I feel like this is an artifact of some limitations in the training process for modern LLMS. They rarely get enough training to know when to stop and ask questions.

Instead, they either blindly follow or quietly rebel.

There was a huge over correction somewhere around the beginning of 2025, maybe February or so, with ChatGPT. Prior to that point, I had to give a directive in the user config prompt to “don’t tell me something isn’t possible or practical, assume it is within your capabilities and attempt to find a way. I will let you know when to stop”. Because it was constantly hallucinating that it couldn’t do things, like “I don’t have access to a programming environment”. When I wanted it to test code itself before I did. Meanwhile one tab over it would spin up a REPL and re-paste some csv into python and pandas without being asked.

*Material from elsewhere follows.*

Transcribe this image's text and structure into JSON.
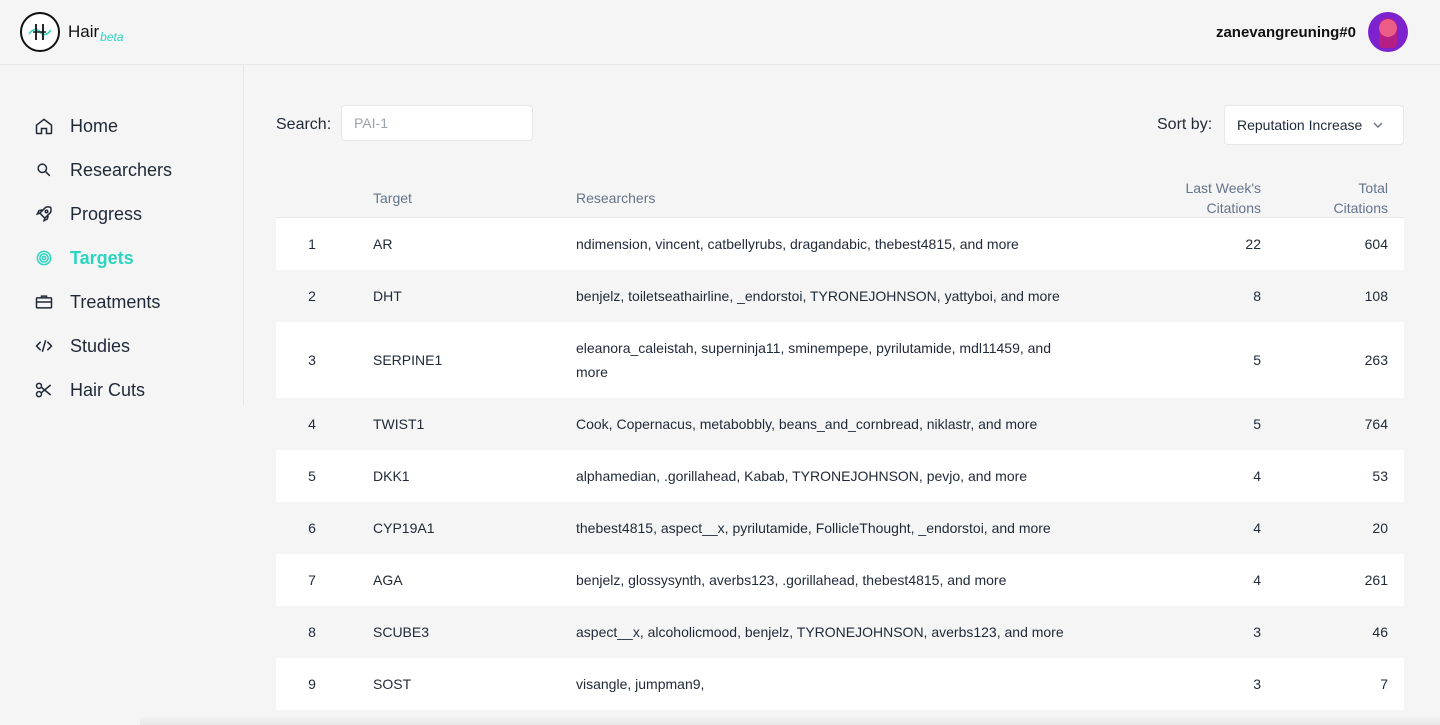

Frustrating, but “over correction” is a pretty bad euphemism for whatever half assed bit of RLHF lobotomy OpenAI did that, just a few months later, had ChatGPT doing a lean-in to a vulnerable kid’s pain and actively discourage an act that might have saved his life by signaling more warning signs to his parents.

It wasn’t long before that happened, after the python REPL confusion had resolved, that I found myself typing to it, even after having to back out of that user customization prompt, “set a memory that this type of response to a user in the wrong frame of mind is incredibly dangerous”.

Then I had to delete that too, because it would response with things like “You get it of course, your a…” etc.

So I wasn’t surprised over the rest of 2025 as various stories popped up.

It’s still bad. Based on what I see with quantized models and sparse attention inference methods, even with most recent GPT 5 releases OpenAI is still doing something in the area of optimizing compute requirements that makes the recent improvements very brittle— I of course can’t know for sure, only that its behavior matches what I see with those sorts of boundaries pushed on open weight models. And the assumption that the-you-can-prompt buffet of a Plus subscription is where they’re most likely to deploy those sorts of performance hacks and make the quality tradeoffs. That isn’t their main money source, it’s not enterprise level spending.

This technology is amazing, but it’s also dangerous, sometimes in very foreseeable ways, and the more time that goes the more I appreciate some of the public criticisms of OpenAI with, eg, the Amodeis’ split to form Anthropic and the temporary ouster of SA for a few days before that got undone.